Simon Fleury’s practice-led research fabricates museum-objects to explore and test the intimate entangling relations between the museum and the photograph: Accessing this saturated field of material relations (photospherics) via the conservation based modes of photo-documentation and material analysis of museum-objects, known as the condition report (testing a counter-factual conservation). Simon’s practice is underpinned by many years as a conservator at London’s Victoria and Albert Museum, where he was responsible for the care of the Museum’s extensive photographic holdings. A practice underpinned by a background in photography, which has included extensive commercial experience, post-graduate study at the Royal College of Art, and PhD at Birmingham School of Art and Design (M3C AHRC). Simon’s work is in Tate and British Council collections.

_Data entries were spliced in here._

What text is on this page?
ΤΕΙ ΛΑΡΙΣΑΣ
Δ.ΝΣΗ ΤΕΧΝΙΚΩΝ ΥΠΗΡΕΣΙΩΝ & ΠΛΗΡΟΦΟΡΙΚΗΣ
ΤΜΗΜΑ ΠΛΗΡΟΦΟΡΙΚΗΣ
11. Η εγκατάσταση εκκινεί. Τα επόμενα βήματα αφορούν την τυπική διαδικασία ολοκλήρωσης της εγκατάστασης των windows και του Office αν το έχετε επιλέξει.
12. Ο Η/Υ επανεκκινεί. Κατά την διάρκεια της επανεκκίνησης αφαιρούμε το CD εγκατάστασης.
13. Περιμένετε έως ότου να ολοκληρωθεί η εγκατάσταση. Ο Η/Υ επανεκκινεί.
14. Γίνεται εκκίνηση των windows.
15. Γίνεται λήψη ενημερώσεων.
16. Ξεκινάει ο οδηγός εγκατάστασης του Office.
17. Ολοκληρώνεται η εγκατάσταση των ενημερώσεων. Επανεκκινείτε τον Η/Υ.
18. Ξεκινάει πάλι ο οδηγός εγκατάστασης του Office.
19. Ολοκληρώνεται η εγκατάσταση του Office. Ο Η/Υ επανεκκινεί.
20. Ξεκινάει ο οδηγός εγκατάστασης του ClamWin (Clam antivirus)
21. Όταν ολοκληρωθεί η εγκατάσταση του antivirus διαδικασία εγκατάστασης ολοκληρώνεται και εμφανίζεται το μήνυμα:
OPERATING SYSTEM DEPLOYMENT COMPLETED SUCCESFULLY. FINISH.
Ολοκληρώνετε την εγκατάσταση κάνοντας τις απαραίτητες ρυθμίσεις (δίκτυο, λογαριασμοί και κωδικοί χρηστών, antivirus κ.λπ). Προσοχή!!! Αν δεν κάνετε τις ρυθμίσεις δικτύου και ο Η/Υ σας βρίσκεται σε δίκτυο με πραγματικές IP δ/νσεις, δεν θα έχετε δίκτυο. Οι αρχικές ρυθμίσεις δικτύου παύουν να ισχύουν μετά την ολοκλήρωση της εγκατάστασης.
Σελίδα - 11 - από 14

Graduated with a BA Honours in Fine Art, Sculpture and Environmental Art from the Glasgow School of Art in 2010 and with an MA in Sculpture at the Royal College of Art in 2019. PhD candidate at University of Gloucestershire. Susie Olczak is a multidisciplinary artist with a focus on sculpture. Her work focuses on the idea of adaptation. Underpinning the projects are the themes of time, climate change, and urban development in the context of digital culture. Susie Olczak is a lecturer in Fine Art at University of Gloucestershire and has been a visiting lecturer at many UK institutions including Goldsmiths University of London, The Royal College of Art and University of the Arts London. Her work has been shown in the UK and internationally. She has been commissioned to produce public artworks by BBC Scotland, Charles Saatchi and the National Trust. Website: http://www.susieolczak.co.uk


Victoria Benito is a composer-artist and researcher. She makes music, videos, and performs her music. She is from Madrid and is currently based in Birmingham. She is often inspired by different life experiences, like swimming with dolphins in the ocean or tightening the screws of the pans and pots of her kitchen. Her music has been performed in Spain, the UK, and The Netherlands. A friend of hers said that her music ‘draws from a dreamlike sound world derived from humour, surrealism and subversion of expectations’, but I don’t really know whether that’s true; I’m just her biographer. And I’m also Victoria. I’m both.’


Zelal Basodan is a Saudi emerging ceramic artist/researcher, she believes that Islamic art reflects her identity and cultural heritage. Zelal also believes that preserving this identity does not mean the rejection of other cultures but to adapt with one another and to find an in-between. Therefore, she chose Islamic Spain during the Nasrid period as her area of exploration, due to its lavish multi-cultural and distinctive artistic style. Zelal is presently undertaking a practice-based research aiming to contribute culturally and technically towards a hybrid Contemporary Islamic Ceramics. Inspired from a cultural heritage context, which is the world heritage site Alhambra Palace and Alhambra vases. Investigating the intercultural production of Islamic artefacts and applying new interpretations in her current creative practice. Zelal holds a BA and MA in Islamic Arts, from King Abdul-Aziz University, Jeddah. She worked at the same university from 2009-2018, and from 2018 she has been working at Jeddah University. Simultaneously, she is a Doctoral Researcher at the School of Design and Creative Arts, Loughborough University, exploring the emerging field of Islamic Studio Ceramics.